As our EBSD systems have gotten faster and faster, the volume of data being produced has gotten larger and larger. Developing a more efficient computation engine for OIM Analysis to analyze these large datasets has become necessary. We have partially done this by harnessing the computer's power by implementing some calculations on the GPU and more efficient multithreading. But we have also switched almost entirely to quaternions “under the hood.” There are four components to a quaternion orientation description instead of nine components in the orthogonal matrix description. Thus, there is a significant reduction in the memory needed. Many of the calculations are faster, and we avoid switching back and forth between matrices and quaternions.

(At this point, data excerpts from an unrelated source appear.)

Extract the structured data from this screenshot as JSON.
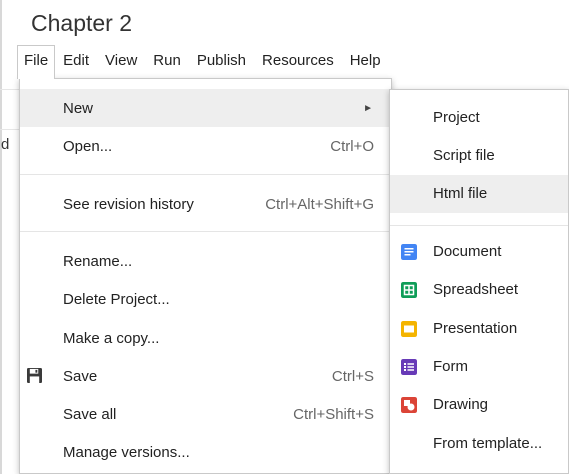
{
  "window": {
    "title": "Chapter 2"
  },
  "menubar": {
    "items": [
      "File",
      "Edit",
      "View",
      "Run",
      "Publish",
      "Resources",
      "Help"
    ]
  },
  "background": {
    "partial_text": "d"
  },
  "file_menu": {
    "new": {
      "label": "New"
    },
    "open": {
      "label": "Open...",
      "shortcut": "Ctrl+O"
    },
    "revision": {
      "label": "See revision history",
      "shortcut": "Ctrl+Alt+Shift+G"
    },
    "rename": {
      "label": "Rename..."
    },
    "delete": {
      "label": "Delete Project..."
    },
    "copy": {
      "label": "Make a copy..."
    },
    "save": {
      "label": "Save",
      "shortcut": "Ctrl+S"
    },
    "save_all": {
      "label": "Save all",
      "shortcut": "Ctrl+Shift+S"
    },
    "manage": {
      "label": "Manage versions..."
    }
  },
  "new_submenu": {
    "project": "Project",
    "script": "Script file",
    "html": "Html file",
    "document": "Document",
    "spreadsheet": "Spreadsheet",
    "presentation": "Presentation",
    "form": "Form",
    "drawing": "Drawing",
    "template": "From template..."
  },
  "icons": {
    "document": "document-icon",
    "spreadsheet": "spreadsheet-icon",
    "presentation": "presentation-icon",
    "form": "form-icon",
    "drawing": "drawing-icon",
    "save": "floppy-disk-icon",
    "submenu_arrow": "triangle-right-icon"
  },
  "colors": {
    "document": "#4285f4",
    "spreadsheet": "#0f9d58",
    "presentation": "#f4b400",
    "form": "#673ab7",
    "drawing": "#db4437",
    "highlight": "#eeeeee"
  }
}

These changes to OIM Analysis 9 have made the software more responsive and robust. We think you will notice and appreciate the effort to improve the software, especially when analyzing large datasets.

EDAX OIM Analysis 9
Figure 4. EDAX OIM Analysis 9

References

  1. Bunge, H.J., 1969. Mathematische Methoden de Texturanalyse, Akademie-Verlag, Berlin.
  2. Roe, R.J., 1965. Description of crystallite orientation in polycrystalline materials. III. General solution to pole figure inversion. Journal of Applied Physics, 36, 2024-2031.
  3. Frank, C., 1988. Orientation mapping: 1987 MRS Fall Meeting Von Hippel Award Lecture. MRS Bulletin, 13, 24-31.
  4. Morawiec, A. and Pospiech, J., 1989. Some information on quaternions useful in texture calculations. Textures and microstructures, 10, 211-216.
  5. De Graef, M., 2024. Applications of the Clifford torus to material textures. Journal of Applied Crystallography, 57, 638-648.
  6. Wright, S.I. and Adams, B.L., 1992. Automatic analysis of electron backscatter diffraction patterns. Metallurgical Transactions A, 23, 759-767.
  7. Kunze, K., Wright, S.I., Adams, B.L. and Dingley, D.J., 1993. Advances in automatic EBSP single orientation measurements. Textures and Microstructures, 20, 41-54.